Für ihr Album „Panorama“ pilgerten Velojet in den hohen Norden: auf die Insel Aland, wo sie mit Ex-Moneyboy-Schlagzeuger Magnus Henriksson arbeiteten. Henriksson nennt sich zwar als Produzent „Existensminimum“ (so lautet die schwedische Schreibweise), ist aber prinzipiell entspannt. „Bei ihm gab es keine Zwänge“, schwärmt Mühlberger: „Er glaubt an den gut abgelegenen Song, lässt deshalb die Aufnahmen gern eine Zeit lang ruhen. Plötzlich spielten wir Sounds, die wir noch nie gehört hatten. Auch nicht von anderen.“

Sind Velojet also nicht mehr retro? Bei diesem Wort wird Synthesizer-Spielerin Lisi Neuhold ein wenig fuchtig: „So vieles, was als hip ausgerufen wird, ist vier Monate später vergessen. Freilich entlehnen wir etwas aus der Vergangenheit, aber wir bringen es auf frische Art.“

Zu den zart surrealen Texten, die mit Entzücken von ambivalenten Seelenlagen berichten, summt und surrt es freilich weiterhin wie zuletzt in den Sixties. Eine bleibende Inspirationsquelle für Mühlberger ist Stanley Kubricks „Clockwork Orange“ von 1971: Der Bandname Velojet leitet sich von einer seltsamen Arznei namens „Vellocet“ ab.

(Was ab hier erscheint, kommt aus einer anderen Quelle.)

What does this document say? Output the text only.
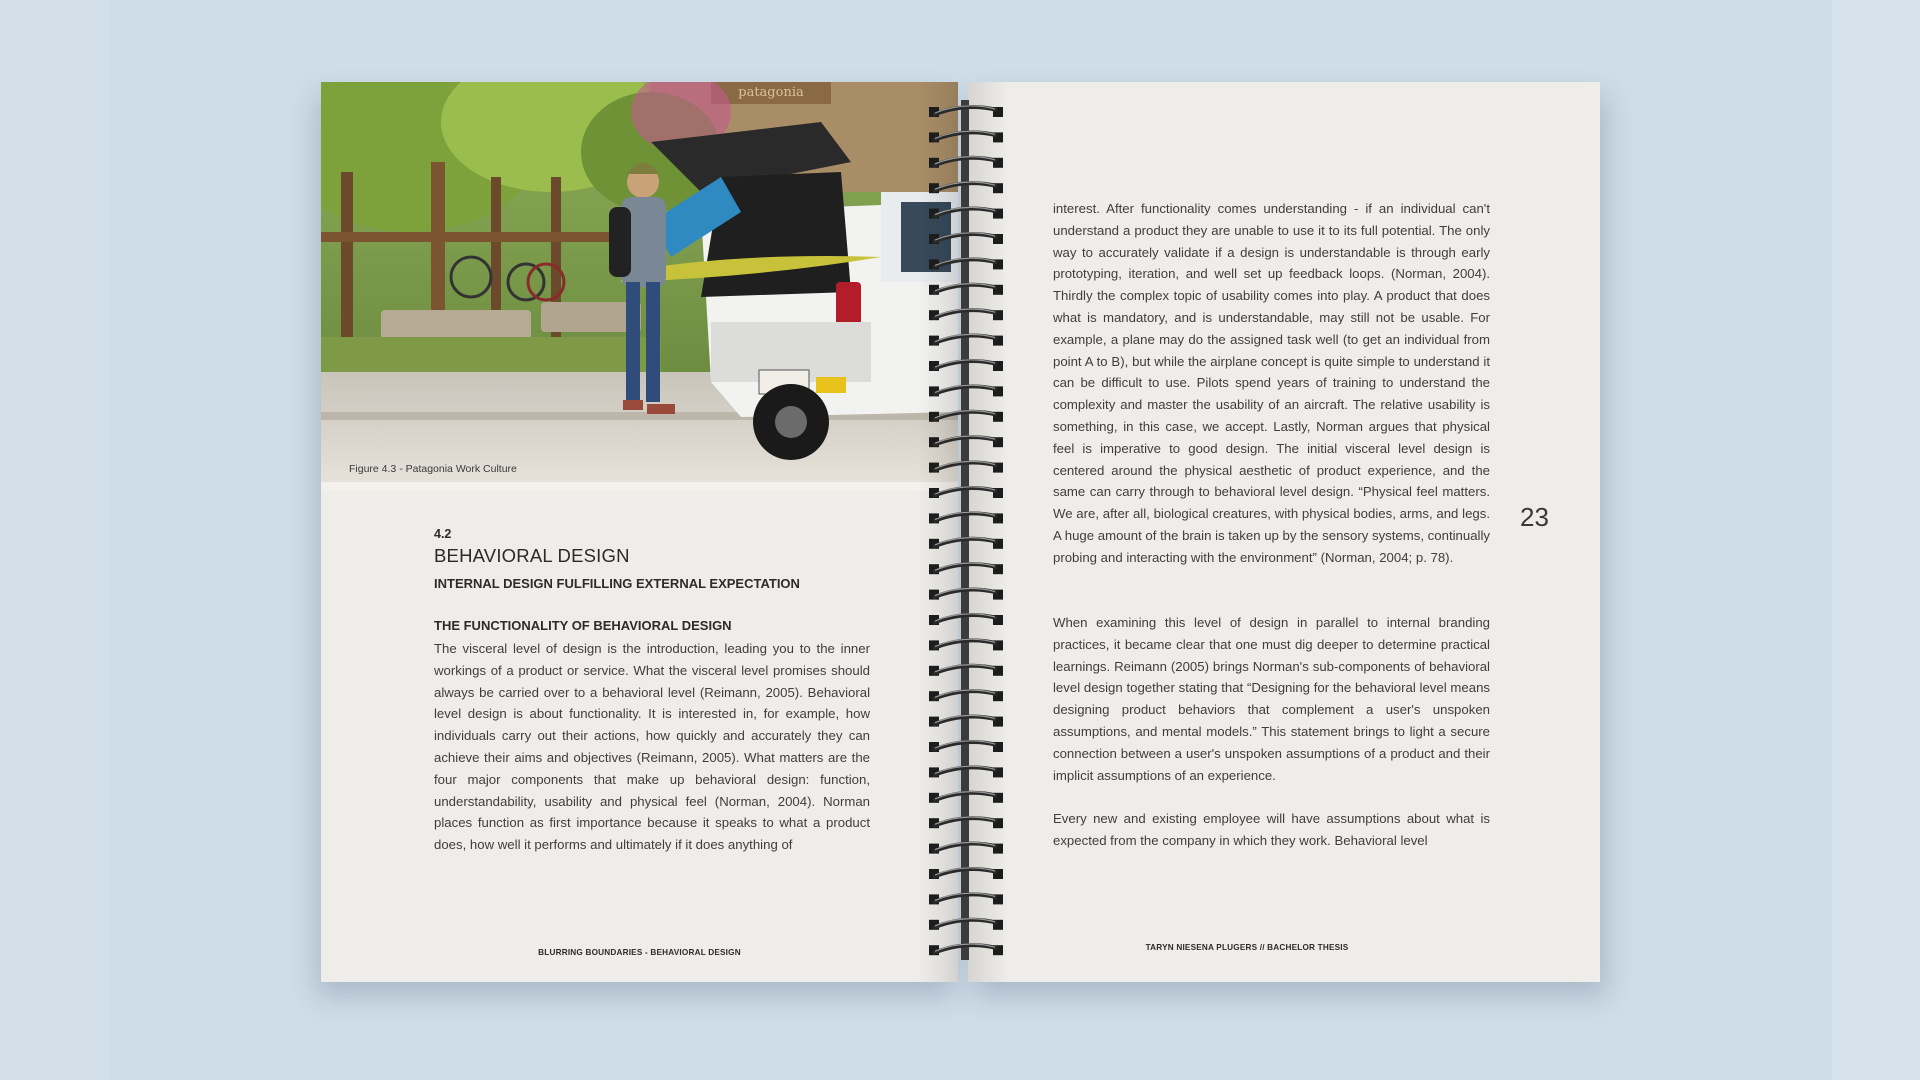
patagonia
Figure 4.3 - Patagonia Work Culture
4.2
BEHAVIORAL DESIGN
INTERNAL DESIGN FULFILLING EXTERNAL EXPECTATION
THE FUNCTIONALITY OF BEHAVIORAL DESIGN
The visceral level of design is the introduction, leading you to the inner workings of a product or service. What the visceral level promises should always be carried over to a behavioral level (Reimann, 2005). Behavioral level design is about functionality. It is interested in, for example, how individuals carry out their actions, how quickly and accurately they can achieve their aims and objectives (Reimann, 2005). What matters are the four major components that make up behavioral design: function, understandability, usability and physical feel (Norman, 2004). Norman places function as first importance because it speaks to what a product does, how well it performs and ultimately if it does anything of
BLURRING BOUNDARIES - BEHAVIORAL DESIGN
interest. After functionality comes understanding - if an individual can't understand a product they are unable to use it to its full potential. The only way to accurately validate if a design is understandable is through early prototyping, iteration, and well set up feedback loops. (Norman, 2004). Thirdly the complex topic of usability comes into play. A product that does what is mandatory, and is understandable, may still not be usable. For example, a plane may do the assigned task well (to get an individual from point A to B), but while the airplane concept is quite simple to understand it can be difficult to use. Pilots spend years of training to understand the complexity and master the usability of an aircraft. The relative usability is something, in this case, we accept. Lastly, Norman argues that physical feel is imperative to good design. The initial visceral level design is centered around the physical aesthetic of product experience, and the same can carry through to behavioral level design. “Physical feel matters. We are, after all, biological creatures, with physical bodies, arms, and legs. A huge amount of the brain is taken up by the sensory systems, continually probing and interacting with the environment” (Norman, 2004; p. 78).
When examining this level of design in parallel to internal branding practices, it became clear that one must dig deeper to determine practical learnings. Reimann (2005) brings Norman's sub-components of behavioral level design together stating that “Designing for the behavioral level means designing product behaviors that complement a user's unspoken assumptions, and mental models.” This statement brings to light a secure connection between a user's unspoken assumptions of a product and their implicit assumptions of an experience.
Every new and existing employee will have assumptions about what is expected from the company in which they work. Behavioral level
23
TARYN NIESENA PLUGERS // BACHELOR THESIS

Velojet selbst begeben sich lieber in nicht toxische Traumwelten. Sie halten Spannungen gut aus, wie der schauerlich-schöne Opener „The Manic Depression Show“ zeigt. Den bösen Fluch in „The Curse of Being Totally Lost“ nehmen sie gelassen an. Vielleicht, weil zwei Mitglieder von Velojet weiblich sind? „Frauen in Bands bringen mehr Kreativität und weniger Gefühlskontrolle“, sagt Mühlberger, „auch das Modische bei Velojet bestimmen die Girls.“

Das kann man am 3. Oktober prüfen, wenn Velojet im Fluc spielen – beim Wiener Waves-Festival, das damit angibt, 98 Bands in drei Tagen vorzuführen. Velojet haben freilich keine Angst, dort unterzugehen. Und Mühlberger freut sich auf die skandinavischen Bands. „Besonders auf Frida Hyvönen. Die anderen Namen kann ich leider nicht aussprechen...“

("Die Presse", Print-Ausgabe, 03.10.2013)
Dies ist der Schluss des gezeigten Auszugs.